I very much enjoyed meeting Andreas Røhl, the Bicycle Program Manager from Copenhagen, DK. He was very generous with his time, and in addition to speaking at the party Sunday night at Chris Kegel’s house and at the Wisconsin Bike Summit Tuesday, I asked him to give a presentation to City of Milwaukee staff on Monday.
I also gave him a mini Dave Tour of Milwaukee. We rode from the Iron Horse Hotel where he was staying, west up the Hank Aaron, down on to the secret Art Trail, past Miller Park, along the Menomonee River past fly fishermen, through the new Valley Passage, and into the near south side. I felt like this route highlighted some of the best of Milwaukee and illustrated the range of our bicycle facilities in the limited time we had on Sunday afternoon.
After we had tortas carnitas for lunch at the new El Rey on Chavez, I decided to head east (rock reference intended) down the bike lanes on the recently repaved Greenfield Avenue, north on the new bike lanes along recently reconstructed S 2nd Street, under the Polish Moon, around the summerfest grounds, through Lakeshore State Park to the Milwaukee Art Museum campus and back through downtown Milwaukee to his. hotel.
The tour gave Andreas a good idea of what Milwaukee is like. Our two home towns have a number of similarities and some major differences. The metro area of Copenhagen is about 2 million and Milwaukee is about 1.7 million. Copenhagen is about the fifth wealthiest large city in Europe and Milwaukee is the fourth poorest in the United states. Copenhagen is 95% white. Milwaukee 43% white, ethnically very diverse and simultaneously the most segregated city in the US.
When it comes to factors that influence cycling, Copenhagen occasionally has a very snowy winter, but only averages about 8 inches of the white stuff, while Milwaukee averages 52 inches of precipitation and has seen double that in recent years; advantage CP. Copenhagen has a population density of just over 5,700 people per square kilometer, while Milwaukee is comparatively sparsely populated with an average density of only 1,001.7 people/km²; advantage: CP. Copenhagen has a robustly funded light rail and bus transit systems, while Milwaukee has a bus-only transit system that is fighting for economic survival, advantage: CP.
With all those differences and the overall disadvantage Milwaukee, we can still learn from Copenhagen’s example.
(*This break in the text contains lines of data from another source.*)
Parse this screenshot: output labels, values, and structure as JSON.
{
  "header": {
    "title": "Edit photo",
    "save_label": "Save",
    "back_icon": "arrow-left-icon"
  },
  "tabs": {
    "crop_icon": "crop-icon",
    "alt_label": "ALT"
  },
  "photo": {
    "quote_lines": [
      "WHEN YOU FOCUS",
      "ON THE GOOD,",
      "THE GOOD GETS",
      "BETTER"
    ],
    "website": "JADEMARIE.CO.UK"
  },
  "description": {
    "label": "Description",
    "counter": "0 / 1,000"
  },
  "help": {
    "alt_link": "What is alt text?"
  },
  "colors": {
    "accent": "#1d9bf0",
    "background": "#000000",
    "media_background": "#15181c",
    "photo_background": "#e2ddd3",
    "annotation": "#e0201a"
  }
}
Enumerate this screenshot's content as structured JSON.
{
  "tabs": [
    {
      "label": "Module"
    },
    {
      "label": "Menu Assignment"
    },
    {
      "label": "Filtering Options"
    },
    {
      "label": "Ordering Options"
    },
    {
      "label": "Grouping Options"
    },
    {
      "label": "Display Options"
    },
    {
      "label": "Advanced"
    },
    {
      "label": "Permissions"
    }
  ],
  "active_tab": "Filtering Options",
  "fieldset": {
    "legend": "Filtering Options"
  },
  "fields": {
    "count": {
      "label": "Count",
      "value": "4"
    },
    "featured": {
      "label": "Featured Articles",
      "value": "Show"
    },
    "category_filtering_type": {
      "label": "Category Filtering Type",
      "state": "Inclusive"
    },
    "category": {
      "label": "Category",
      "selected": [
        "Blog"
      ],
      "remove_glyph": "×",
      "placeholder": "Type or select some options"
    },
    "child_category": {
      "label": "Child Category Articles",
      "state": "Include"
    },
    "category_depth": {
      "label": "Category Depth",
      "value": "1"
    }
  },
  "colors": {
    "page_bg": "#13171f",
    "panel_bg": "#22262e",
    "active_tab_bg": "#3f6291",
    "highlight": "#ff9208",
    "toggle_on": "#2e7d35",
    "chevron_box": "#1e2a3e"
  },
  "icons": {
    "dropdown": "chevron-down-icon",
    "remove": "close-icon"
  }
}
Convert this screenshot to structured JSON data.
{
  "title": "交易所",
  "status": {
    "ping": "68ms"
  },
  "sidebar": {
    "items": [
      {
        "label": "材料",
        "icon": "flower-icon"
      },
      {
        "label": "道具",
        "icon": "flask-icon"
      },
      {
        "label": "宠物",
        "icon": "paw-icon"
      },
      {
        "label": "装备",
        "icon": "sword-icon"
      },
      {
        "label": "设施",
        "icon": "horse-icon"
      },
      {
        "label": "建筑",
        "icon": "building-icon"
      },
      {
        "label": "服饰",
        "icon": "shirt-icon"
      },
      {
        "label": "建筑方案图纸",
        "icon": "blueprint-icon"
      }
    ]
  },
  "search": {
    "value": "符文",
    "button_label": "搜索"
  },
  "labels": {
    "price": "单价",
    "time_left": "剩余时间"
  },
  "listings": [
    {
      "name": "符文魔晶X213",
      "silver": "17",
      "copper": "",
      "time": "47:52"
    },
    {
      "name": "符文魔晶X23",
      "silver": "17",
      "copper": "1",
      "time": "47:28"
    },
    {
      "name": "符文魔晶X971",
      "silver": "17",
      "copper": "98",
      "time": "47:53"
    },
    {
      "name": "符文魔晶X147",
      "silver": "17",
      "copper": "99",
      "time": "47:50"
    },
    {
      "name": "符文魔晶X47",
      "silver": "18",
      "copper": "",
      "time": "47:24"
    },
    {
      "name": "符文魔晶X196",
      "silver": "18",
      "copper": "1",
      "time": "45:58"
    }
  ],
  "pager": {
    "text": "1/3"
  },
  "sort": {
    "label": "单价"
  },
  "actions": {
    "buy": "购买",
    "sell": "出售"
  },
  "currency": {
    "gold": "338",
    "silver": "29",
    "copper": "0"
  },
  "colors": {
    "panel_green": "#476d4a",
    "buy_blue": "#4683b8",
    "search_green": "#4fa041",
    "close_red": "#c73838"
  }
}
A 30% mode share for bicycles is not in the forseeable future for Milwaukee, but we might pick up another few percentage points if we follow their example. While Denmark certainly has a long history of using bicycles for transportation, the car has made great gains in the country and bicycle use has gone down across the country as a whole. In Copenhagen had a network of 200 km of cycletracks (raised bike lanes) and bicycles made up more than 60% of all traffic in the City. As the car became more popular, bicycles were pushed out and cars dominated the streets by the mid 1970s.
With a cultural memory of a better city life before cars, the residents of Copenhagen held massive pro-bicycle demonstrations in the late seventies. With the vast majority of voters in support of improving conditions for bicycles, politicians and bureaucrats began an ambitious effort to reclaim the streets for people and improve conditions for cycling. Since then, Copenhagen has increased the cycletrack network to more than 300 km and leads the world in innovative bicycle facilities designed to make cycling the most attractive and convenient form of transportation in their City.
Currently, more than 37% of people get to work or school by bicycle, the most popular form of transport in the city. Transit has a mode share of 28%, but it is growing. About 31% of people still use the car to get to work, and 4% travel by foot. Fully 68% of people in Copenhagen travel somewhere by bicycle at least once a week. The taxes on a personal automobile in Denmark are 180% the cost of the vehicle itself and gasoline cost around $9/gallon.
That is certainly a lot to take in. The differences between the two cities are staggering. But since the bicycle is such a simple and inexpensive solution to so many complicated and costly problems in Milwaukee, what can we learn from Copenhagen? The first thing that I learned is that Copenhagen has made all their improvements almost exclusively with local (municipal) funds. Very few of their projects are paid for with national money. That is a complete contrast to Milwaukee, where all of our projects have been funded with federal money, with the exception of a 20% required local match on federal grants. Milwaukee has no local budget from with to plan and construct bicycle improvements.
As we rode through the bike lanes and trails in Milwaukee, the main advice I got from Andreas was to try putting our bike lanes between the parked cars and the curb rather than between the parked cars and the motor vehicle travel lane. This, he said, would make the lanes much more attractive to people who don’t like the feeling of riding next to moving traffic.
I countered that crashes happen at intersections, not mid-block, so his proposed arrangement offered no safety improvement. I also noted that crashes happen at intersections and hiding cyclists behind parked cars could increase the number of crashes as motorists would not see bicycles when they made turns. He suggested pulling parking back a bit before the intersection and marking the bicycle travel lane through the intersection with colored paint of high-visibility bike and chevron symbols.
I also noted that a five foot bike lane pinched between the parked cars and the curb would cause problems when people opened the passenger side door. He said although they have very little on-street parking, where they do, the cycletrack is only 1.8 meters wide (about 5 .75 ft) and they experience very few problems in Copenhagen. He emphasized on several occasions that we really need to try this arrangement in Milwaukee.
I discussed this briefly with our City Engineer and plan on trying to find a test location in Milwaukee. If you were picking a pilot passenger side bike lane, where would you try it?